Robot delivery service Coco also launched in Austin this year and has partnered with dozens of local businesses in Austin to drop off takeout food with a robot.

Peter Stone serves as a computer science professor at the University of Texas at Austin as well as the robotics director for Texas Robotics. He said Austin’s business and startup-friendly environment has proved beneficial in attracting autonomous vehicle technology to the region.

“It’s been really exciting to see more companies coming to Austin and seeing Central Texas as a great proving ground for autonomous vehicles,” he said. “Austin has always been considered one of the best places to try to roll out new technologies like this, and it’s great to see companies targeting us.”

When it comes to driverless vehicles, Stone said they operate like an autonomous robot. There are three key ingredients needed for the technology to be safe and successful: perception, cognition and execution.

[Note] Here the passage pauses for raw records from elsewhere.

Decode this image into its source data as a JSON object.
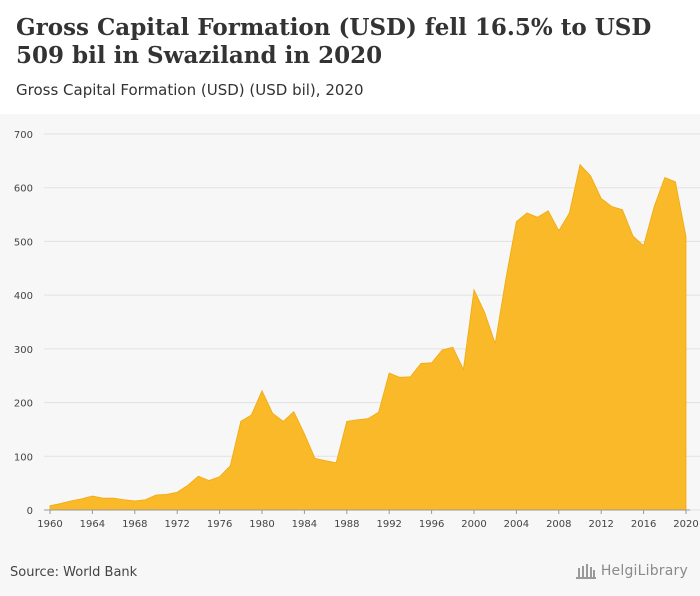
{
  "header": {
    "title": "Gross Capital Formation (USD) fell 16.5% to USD 509 bil in Swaziland in 2020",
    "subtitle": "Gross Capital Formation (USD) (USD bil), 2020"
  },
  "footer": {
    "source": "Source: World Bank",
    "brand": "HelgiLibrary"
  },
  "colors": {
    "area": "#f9b928",
    "area_stroke": "#f0aa10",
    "grid": "#e2e2e2",
    "background": "#f7f7f7"
  },
  "chart_data": {
    "type": "area",
    "title": "Gross Capital Formation (USD) fell 16.5% to USD 509 bil in Swaziland in 2020",
    "subtitle": "Gross Capital Formation (USD) (USD bil), 2020",
    "xlabel": "",
    "ylabel": "",
    "xlim": [
      1960,
      2020
    ],
    "ylim": [
      0,
      700
    ],
    "y_ticks": [
      0,
      100,
      200,
      300,
      400,
      500,
      600,
      700
    ],
    "x_ticks": [
      1960,
      1964,
      1968,
      1972,
      1976,
      1980,
      1984,
      1988,
      1992,
      1996,
      2000,
      2004,
      2008,
      2012,
      2016,
      2020
    ],
    "grid": true,
    "legend": "none",
    "series": [
      {
        "x": [
          1960,
          1961,
          1962,
          1963,
          1964,
          1965,
          1966,
          1967,
          1968,
          1969,
          1970,
          1971,
          1972,
          1973,
          1974,
          1975,
          1976,
          1977,
          1978,
          1979,
          1980,
          1981,
          1982,
          1983,
          1984,
          1985,
          1986,
          1987,
          1988,
          1989,
          1990,
          1991,
          1992,
          1993,
          1994,
          1995,
          1996,
          1997,
          1998,
          1999,
          2000,
          2001,
          2002,
          2003,
          2004,
          2005,
          2006,
          2007,
          2008,
          2009,
          2010,
          2011,
          2012,
          2013,
          2014,
          2015,
          2016,
          2017,
          2018,
          2019,
          2020
        ],
        "values": [
          8,
          12,
          17,
          21,
          26,
          22,
          22,
          19,
          17,
          19,
          28,
          29,
          33,
          46,
          63,
          55,
          62,
          82,
          165,
          177,
          222,
          180,
          165,
          183,
          142,
          96,
          92,
          88,
          165,
          168,
          170,
          182,
          255,
          247,
          248,
          273,
          274,
          298,
          303,
          262,
          410,
          368,
          310,
          430,
          537,
          553,
          545,
          557,
          520,
          553,
          643,
          622,
          580,
          565,
          559,
          510,
          492,
          565,
          619,
          611,
          509
        ]
      }
    ]
  }
}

When building autonomous vehicles, Stone said the technology needs to be able to perceive and identify its environment: other cars, pedestrians and road lanes. From there, it needs to be able to take that input and make decisions on how to turn the steering wheel, when to accelerate and when to hit the brakes.

The final step, execution, is marrying perception and cognition together to safely drive the vehicle through traffic at an appropriate speed and with its surrounding environment in mind.

These vehicles can utilize GPS technology to map its routes, but other features — cameras, laser range finders and other perceptual features — will pick up on what’s in their surroundings and how to proceed.

“On a road, there’s a lot of structure. There are lanes, there are intersections, there’s traffic signals, there’s stop signs,” Stone explained. “So it’s a task that is quite feasible to automate, and people have been working on [the technology] for quite a long time.”

With safety being one of the biggest questions surrounding autonomous technology, Stone said these vehicles often undergo thousands of miles of simulated road tests to react to environmental features. One of the questions he said cities like Austin need to factor in are potential override features within the vehicle that a rider can access in the event of a malfunction.

Stone added some sort of autonomous vehicle identifier would also be beneficial so mixed traffic — or cars with drivers and those without — can safely drive together and anticipate any autonomous vehicle decisions being made.

“I think people will start over time to get used to the kinds of decisions that autonomous cars make, and they may be different than the kinds of decisions that people make,” Stone said.